Interactions of sub-five-nanometer diameter colloidal palladium nanoparticles in solution investigated via liquid cell transmission electron microscopy

Haifeng Wang; Xiaoqin Zhou; Yunhui Huang; Xin Chen; Chuanhong Jin

doi:10.1039/d0ra05759b

Interactions of sub-five-nanometer diameter colloidal palladium nanoparticles in solution investigated via liquid cell transmission electron microscopy

RSC Adv. 2020 Sep 21;10(57):34781-34787. doi: 10.1039/d0ra05759b. eCollection 2020 Sep 16.

Authors

Haifeng Wang^{1

2}, Xiaoqin Zhou^{2

3}, Yunhui Huang¹, Xin Chen³, Chuanhong Jin^{2

4}

Affiliations

¹ Institute of New Energy for Vehicles, School of Materials Science and Engineering, Tongji University Shanghai 201804 China huangyh@tongji.edu.cn.
² State Key Laboratory of Silicon Materials, School of Materials Science and Engineering, Zhejiang University Hangzhou Zhejiang 310027 China chhjin@zju.edu.cn.
³ Key Laboratory for Ultrafine Materials of Ministry of Education, Shanghai Key Laboratory of Advanced Polymeric Materials, School of Materials Science and Engineering, East China University of Science and Technology Shanghai 200237 P. R. China xinchen73@ecust.edu.cn.
⁴ Hunan Institute of Advanced Sensing and Information Technology, Xiangtan University Xiangtan Hunan 411105 China.

Abstract

Inter-particle interactions play important roles in controlling the structures, dispersion state and chemo-physical properties of colloidal nanoparticles (NPs) in liquid media.
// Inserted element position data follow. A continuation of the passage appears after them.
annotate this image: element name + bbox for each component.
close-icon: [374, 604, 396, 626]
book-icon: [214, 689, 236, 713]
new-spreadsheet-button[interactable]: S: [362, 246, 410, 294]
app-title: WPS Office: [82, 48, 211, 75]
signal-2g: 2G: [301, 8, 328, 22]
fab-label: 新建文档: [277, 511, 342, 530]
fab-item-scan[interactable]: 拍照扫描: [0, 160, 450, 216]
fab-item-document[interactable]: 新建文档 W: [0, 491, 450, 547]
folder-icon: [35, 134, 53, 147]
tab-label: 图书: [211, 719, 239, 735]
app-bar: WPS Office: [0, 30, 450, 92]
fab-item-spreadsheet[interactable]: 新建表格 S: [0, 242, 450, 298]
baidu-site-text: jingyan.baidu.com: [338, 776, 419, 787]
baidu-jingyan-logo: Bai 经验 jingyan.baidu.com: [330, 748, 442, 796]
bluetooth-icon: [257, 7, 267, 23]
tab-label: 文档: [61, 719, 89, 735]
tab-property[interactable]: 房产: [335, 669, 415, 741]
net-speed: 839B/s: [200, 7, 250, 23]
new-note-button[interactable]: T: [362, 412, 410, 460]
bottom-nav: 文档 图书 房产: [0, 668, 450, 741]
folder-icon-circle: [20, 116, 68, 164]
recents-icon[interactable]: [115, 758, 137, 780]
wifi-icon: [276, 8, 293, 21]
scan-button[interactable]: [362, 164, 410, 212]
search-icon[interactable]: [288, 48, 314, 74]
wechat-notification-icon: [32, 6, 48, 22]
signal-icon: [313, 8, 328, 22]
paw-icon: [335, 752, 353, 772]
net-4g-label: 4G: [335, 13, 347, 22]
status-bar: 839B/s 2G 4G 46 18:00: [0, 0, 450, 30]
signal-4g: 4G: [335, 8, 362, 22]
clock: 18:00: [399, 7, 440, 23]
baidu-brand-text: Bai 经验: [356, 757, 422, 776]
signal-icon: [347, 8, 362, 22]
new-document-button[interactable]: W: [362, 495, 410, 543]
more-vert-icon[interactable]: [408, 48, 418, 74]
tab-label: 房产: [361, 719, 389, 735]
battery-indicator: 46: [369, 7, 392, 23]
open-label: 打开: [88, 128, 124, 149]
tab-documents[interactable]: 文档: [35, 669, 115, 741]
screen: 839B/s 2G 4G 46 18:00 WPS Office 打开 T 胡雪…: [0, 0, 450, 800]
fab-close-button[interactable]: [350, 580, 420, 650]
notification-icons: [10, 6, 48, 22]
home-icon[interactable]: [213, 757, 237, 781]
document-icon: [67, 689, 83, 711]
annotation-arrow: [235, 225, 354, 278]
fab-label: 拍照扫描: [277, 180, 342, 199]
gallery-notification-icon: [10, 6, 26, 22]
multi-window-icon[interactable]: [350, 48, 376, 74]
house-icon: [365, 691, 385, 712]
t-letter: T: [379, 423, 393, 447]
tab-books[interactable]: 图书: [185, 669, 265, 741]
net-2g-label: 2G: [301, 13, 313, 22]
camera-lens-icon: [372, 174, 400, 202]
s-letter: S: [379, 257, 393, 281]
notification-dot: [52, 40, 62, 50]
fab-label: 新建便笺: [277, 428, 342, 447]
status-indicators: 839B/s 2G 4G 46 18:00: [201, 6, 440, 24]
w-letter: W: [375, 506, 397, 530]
In this work, we prepared palladium (Pd) NPs with an average diameter of ∼4.6 nm in situ inside the liquid cell, and investigated their coupled diffusion and aggregation behaviors through liquid cell transmission electron microscopy (LCTEM). Via analyzing the interaction energies and forces, we derived the effective working range for repulsive double layer interaction experimentally, a value larger than two times the Debye length, suggesting a different interaction behavior of sub-5 nm NPs from that of colloidal NPs in larger sizes. Our results provide insights for the interactions between colloidal ultrafine nanoparticles in solution and will also shed light on the precisely controlled assembly of colloidal nanocrystals for practical applications.